Passing char pointer as argument to function

Question

This porgram prints different permutations of a string.It works correctly if I declare string as char array in main and pass array name in printAnagram function.But if I declare string as char* s = "hello" and pass 's' then it crashes. Why?

#include <stdio.h>
#include <conio.h>

void printAnagram(char *str, int b, int e);

int main()
{
    char *s = "ABC"; // works fine when char s[] = "ABC" is used.
    printAnagram(s, 0, 2);
    return 0;
}

void swap(char *a, char* b)
{
    char temp = *a;
    *a = *b;
    *b = temp;
}
void printAnagram(char *str, int b, int e)
{
    int i = 0;
    if(b==e)
        printf("%s\n", str);
    else
    {
        for(i=b;i<=e;i++)
        {
            swap((str+b),(str+i));
            printAnagram(str, b+1, e);
            swap((str+b), (str+i));
        }
    }
}

Answer 1

In char *s = "ABC"; - "ABC" is a string literal modifying it is UB.

Pointers are usually used to point to data that already exists, so you can use it like this

char arr[] = "C__";

char* t = &arr[0];

Also modifiable,

t[1] = 'p';

t[2] = 'p';

Here

char *t= "C__";

points to a string constant.

There is a better way of writing the above:

const char* t= "C__"; 

Answer 2

The crash has to do with the kind of memory where the characters of your string are stored, not with whether or not you declare it as a character array or a pointer. In other words, you can keep the pointer, and copy the string into it, like this:

int main()
{
    char *s = strdup("ABC");
    printAnagram(s, 0, 2);
    free(s);
    return 0;
}

C standard considers memory allocated to string literals, such as "ABC", non-writable. Hence, any changes you do to them cause undefined behavior. When you change declaration to an array, C copies the literal into writable memory, so there is no undefined behavior (and no crash).

Answer 3

char *s = "ABC"; is a string literal stored in read only memory location. When you try modifying it, yes it will crash. In fact it is of const char *s. Instead you should be using as mentioned already as,

char s[] = "ABC"; 

Look at this previous SO answer Modifying a string literal.

Answer 4

You are accessing the read only memory.

char *a="ABC";// It will stored in the read only memory. 

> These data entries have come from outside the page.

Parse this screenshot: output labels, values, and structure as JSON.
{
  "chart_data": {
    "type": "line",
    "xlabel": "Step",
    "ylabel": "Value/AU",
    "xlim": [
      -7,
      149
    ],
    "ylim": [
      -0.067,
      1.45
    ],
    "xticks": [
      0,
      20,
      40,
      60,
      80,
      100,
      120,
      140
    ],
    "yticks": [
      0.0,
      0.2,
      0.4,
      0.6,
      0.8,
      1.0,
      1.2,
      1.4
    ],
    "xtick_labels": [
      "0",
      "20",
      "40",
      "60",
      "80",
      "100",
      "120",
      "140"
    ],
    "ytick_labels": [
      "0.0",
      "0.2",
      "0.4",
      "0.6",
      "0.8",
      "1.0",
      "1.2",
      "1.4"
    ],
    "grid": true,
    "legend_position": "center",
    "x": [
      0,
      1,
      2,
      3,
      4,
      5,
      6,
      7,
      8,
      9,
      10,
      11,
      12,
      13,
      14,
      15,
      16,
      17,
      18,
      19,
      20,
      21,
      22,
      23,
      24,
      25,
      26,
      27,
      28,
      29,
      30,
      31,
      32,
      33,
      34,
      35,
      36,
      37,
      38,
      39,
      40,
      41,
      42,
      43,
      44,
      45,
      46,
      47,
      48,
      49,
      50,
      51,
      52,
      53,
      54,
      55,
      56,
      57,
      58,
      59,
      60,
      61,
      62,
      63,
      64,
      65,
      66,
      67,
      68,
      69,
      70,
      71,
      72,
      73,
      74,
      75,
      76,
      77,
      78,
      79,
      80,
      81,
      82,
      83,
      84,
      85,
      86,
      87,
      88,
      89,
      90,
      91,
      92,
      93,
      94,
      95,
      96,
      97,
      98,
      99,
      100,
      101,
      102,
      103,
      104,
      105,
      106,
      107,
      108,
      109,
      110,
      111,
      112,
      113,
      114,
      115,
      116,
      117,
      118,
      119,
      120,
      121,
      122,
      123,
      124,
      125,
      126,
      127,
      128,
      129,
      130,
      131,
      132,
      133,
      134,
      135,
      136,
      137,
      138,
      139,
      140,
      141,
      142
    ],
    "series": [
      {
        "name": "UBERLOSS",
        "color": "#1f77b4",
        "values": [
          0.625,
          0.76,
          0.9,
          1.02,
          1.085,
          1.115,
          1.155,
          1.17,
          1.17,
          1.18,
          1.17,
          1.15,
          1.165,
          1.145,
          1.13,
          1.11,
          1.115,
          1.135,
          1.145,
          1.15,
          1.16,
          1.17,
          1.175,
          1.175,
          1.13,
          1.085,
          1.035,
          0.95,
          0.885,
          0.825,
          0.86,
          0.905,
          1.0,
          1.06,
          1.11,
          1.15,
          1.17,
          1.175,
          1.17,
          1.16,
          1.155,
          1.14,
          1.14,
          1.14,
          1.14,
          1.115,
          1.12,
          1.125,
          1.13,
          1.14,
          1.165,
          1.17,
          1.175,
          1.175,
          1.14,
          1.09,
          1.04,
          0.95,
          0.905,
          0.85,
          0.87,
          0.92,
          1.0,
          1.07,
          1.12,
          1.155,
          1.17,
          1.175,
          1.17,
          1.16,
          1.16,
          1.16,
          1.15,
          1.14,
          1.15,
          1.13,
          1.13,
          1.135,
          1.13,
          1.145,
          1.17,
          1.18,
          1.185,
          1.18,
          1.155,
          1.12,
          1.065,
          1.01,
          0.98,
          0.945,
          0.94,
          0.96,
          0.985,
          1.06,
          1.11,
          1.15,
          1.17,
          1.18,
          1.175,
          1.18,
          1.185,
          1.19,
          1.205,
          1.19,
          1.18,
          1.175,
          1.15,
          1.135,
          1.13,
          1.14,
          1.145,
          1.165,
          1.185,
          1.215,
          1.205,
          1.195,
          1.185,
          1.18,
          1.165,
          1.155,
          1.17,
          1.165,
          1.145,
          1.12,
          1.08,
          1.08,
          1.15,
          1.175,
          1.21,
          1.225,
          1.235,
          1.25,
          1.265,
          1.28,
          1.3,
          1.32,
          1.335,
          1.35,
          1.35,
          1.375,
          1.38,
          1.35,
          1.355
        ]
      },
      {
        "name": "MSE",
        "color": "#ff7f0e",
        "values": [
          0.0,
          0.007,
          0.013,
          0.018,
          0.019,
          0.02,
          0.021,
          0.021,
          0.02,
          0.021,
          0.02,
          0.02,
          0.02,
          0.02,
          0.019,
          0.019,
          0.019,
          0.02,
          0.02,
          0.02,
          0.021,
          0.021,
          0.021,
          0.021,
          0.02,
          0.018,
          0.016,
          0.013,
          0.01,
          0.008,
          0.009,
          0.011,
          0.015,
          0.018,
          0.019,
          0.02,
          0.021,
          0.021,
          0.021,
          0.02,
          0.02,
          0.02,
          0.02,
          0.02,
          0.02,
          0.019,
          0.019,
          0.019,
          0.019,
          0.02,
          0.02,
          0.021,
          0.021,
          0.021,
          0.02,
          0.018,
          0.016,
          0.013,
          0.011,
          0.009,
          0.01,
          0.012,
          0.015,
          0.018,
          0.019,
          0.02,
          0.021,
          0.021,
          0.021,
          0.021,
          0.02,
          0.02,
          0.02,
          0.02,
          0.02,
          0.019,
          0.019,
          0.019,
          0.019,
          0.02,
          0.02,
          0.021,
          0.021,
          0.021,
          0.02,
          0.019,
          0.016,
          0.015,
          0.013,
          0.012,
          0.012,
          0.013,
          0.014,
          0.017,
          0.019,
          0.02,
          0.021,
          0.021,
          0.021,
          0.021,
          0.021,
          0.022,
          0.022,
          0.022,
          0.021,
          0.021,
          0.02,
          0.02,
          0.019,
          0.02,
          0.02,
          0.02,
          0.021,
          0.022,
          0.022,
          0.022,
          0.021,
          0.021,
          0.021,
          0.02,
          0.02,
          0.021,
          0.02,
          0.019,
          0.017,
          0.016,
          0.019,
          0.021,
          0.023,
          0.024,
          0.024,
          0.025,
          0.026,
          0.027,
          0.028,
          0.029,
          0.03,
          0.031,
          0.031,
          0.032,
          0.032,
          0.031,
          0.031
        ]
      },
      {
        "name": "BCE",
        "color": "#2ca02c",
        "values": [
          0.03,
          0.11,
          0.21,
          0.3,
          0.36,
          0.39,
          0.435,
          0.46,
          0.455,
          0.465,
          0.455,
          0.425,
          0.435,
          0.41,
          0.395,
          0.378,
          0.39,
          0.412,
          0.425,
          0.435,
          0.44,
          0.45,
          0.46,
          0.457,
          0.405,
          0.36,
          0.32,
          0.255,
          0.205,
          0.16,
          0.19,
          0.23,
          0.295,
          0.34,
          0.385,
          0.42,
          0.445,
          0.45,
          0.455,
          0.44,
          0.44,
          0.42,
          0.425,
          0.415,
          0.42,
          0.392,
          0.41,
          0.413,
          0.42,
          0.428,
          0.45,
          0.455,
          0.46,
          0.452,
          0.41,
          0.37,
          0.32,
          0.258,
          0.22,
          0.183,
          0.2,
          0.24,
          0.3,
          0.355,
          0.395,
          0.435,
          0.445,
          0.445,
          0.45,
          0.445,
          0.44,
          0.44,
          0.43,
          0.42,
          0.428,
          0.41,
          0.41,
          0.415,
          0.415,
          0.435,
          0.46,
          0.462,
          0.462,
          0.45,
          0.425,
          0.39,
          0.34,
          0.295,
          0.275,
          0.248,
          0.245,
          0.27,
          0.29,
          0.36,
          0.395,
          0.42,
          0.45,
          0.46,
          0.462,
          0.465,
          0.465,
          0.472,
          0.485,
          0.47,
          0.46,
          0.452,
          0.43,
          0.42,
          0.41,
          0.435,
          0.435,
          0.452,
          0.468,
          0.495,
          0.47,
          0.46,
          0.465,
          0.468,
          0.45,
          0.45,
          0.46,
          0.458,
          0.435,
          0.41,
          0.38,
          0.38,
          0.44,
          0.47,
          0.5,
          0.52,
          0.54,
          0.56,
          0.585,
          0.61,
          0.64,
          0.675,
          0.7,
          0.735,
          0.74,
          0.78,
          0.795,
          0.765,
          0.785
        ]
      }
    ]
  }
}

If you are trying to access this you cannot do. You can use like this.

char array[]="ABC";
char *a=array;

Answer 5

You could try to declare a char array, for example char [6] str="ABC"; and then use a char pointer, to manage that array: char *p=&str; The crash is due to the fact that your pointer to a string that is not present in the stack memory.